Because the UVs for Kila's top and sash have been split in two, we need to make sure they line up on the model before we begin adding details. Look at the armpit area shown in Figure 9.7, left. You can see that the front and back textures don't line up properly.
Figure 9.7. Adjust the texture and UVs to line up the texture. (See page C1 for color version.)
This alignment problem will often occur at seam locations, but correcting such areas will get easier as you become more experienced. To help reduce the misalignment, you can use the UV Layout to help guide the placement of your colors.
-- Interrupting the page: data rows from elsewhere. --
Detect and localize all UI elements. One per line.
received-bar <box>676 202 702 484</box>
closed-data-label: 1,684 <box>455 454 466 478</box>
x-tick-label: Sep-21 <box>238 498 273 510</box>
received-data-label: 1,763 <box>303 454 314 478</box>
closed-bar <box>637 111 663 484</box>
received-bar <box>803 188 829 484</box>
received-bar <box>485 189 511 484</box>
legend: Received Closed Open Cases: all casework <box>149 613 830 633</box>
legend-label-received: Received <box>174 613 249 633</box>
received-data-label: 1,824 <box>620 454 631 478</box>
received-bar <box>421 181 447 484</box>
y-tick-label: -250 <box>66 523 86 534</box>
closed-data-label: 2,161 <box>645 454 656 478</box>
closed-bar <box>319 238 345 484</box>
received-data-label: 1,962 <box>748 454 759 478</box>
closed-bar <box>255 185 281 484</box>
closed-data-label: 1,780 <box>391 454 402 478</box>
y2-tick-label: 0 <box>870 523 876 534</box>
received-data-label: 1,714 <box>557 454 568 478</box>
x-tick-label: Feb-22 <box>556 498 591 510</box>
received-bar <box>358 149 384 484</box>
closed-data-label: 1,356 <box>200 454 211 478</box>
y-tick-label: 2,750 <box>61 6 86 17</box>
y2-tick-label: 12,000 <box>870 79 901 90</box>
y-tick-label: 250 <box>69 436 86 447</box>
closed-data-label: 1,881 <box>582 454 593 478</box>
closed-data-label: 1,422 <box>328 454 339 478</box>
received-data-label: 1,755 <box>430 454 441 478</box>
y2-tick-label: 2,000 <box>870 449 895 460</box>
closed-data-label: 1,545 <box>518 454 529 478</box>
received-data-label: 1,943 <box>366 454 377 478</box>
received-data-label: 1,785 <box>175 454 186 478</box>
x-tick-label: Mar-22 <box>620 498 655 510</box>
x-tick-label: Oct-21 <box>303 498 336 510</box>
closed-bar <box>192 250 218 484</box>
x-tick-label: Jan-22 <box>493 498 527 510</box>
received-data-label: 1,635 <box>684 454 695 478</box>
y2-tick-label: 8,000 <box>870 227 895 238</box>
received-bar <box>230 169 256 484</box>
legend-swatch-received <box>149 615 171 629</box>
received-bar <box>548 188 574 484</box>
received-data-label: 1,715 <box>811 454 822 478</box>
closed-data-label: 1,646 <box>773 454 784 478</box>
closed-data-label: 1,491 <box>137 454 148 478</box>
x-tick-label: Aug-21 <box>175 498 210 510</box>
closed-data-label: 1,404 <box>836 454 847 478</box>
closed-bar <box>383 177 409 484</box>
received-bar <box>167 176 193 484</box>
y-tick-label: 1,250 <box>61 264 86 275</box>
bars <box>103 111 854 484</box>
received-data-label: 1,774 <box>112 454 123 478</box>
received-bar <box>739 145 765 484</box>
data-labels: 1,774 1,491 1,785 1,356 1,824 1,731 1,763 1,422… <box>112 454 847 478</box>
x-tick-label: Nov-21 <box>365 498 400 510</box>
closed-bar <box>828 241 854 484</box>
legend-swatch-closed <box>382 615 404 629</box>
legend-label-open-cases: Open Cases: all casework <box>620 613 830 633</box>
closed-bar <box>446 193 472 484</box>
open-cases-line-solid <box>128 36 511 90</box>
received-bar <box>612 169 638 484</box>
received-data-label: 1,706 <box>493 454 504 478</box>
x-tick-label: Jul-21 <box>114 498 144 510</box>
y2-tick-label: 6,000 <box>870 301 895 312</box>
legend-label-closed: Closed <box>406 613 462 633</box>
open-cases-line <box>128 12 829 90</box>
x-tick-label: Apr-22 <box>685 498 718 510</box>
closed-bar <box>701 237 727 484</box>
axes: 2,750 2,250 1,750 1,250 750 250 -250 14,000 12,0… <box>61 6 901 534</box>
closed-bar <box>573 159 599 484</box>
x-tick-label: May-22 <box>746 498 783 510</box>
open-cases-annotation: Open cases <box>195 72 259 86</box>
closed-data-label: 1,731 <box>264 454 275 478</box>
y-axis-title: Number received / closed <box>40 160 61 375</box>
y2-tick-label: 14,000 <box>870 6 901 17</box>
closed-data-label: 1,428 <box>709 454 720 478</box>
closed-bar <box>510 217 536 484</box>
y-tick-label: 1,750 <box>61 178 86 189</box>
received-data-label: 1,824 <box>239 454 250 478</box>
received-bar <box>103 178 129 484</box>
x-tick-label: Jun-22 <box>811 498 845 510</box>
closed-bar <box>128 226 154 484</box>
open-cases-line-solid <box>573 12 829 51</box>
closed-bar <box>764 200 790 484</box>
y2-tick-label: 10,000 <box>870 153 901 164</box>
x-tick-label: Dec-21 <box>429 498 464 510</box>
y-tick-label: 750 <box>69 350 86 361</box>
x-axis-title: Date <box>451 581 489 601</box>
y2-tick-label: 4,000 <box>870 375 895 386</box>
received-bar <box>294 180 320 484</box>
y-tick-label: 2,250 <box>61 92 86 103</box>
Another way to do this realignment is to keep both the .psd and the .tga open in Photoshop. Tweak the .psd file, hide the UV Overlay layer, and then select all (Ctrl+A/Cmd+A). Use the Copy Merged tool (Ctrl+Shift+C/Cmd+Shift+C) to snapshot all the layers of the .psd file without having to flatten the file, and paste (Ctrl+V/Cmd+V) into the .tga file. Flatten the .tga and save.
Setting up a shortcut key for "flatten image" is a great time-saver, too.
Move back into Maya and reload the texture so you can see it applied to the model.
If you can't get the seam to line up perfectly by editing the texture, you can always fine-tune the UVs in the UV Texture Editor.
Now that you've realigned the armpit area, fix the strap of the T-shirt. Then work on the left and right sides of her sash (Figure 9.8).
Figure 9.8. Fix the texture on the sash. (See page C2 for color version.)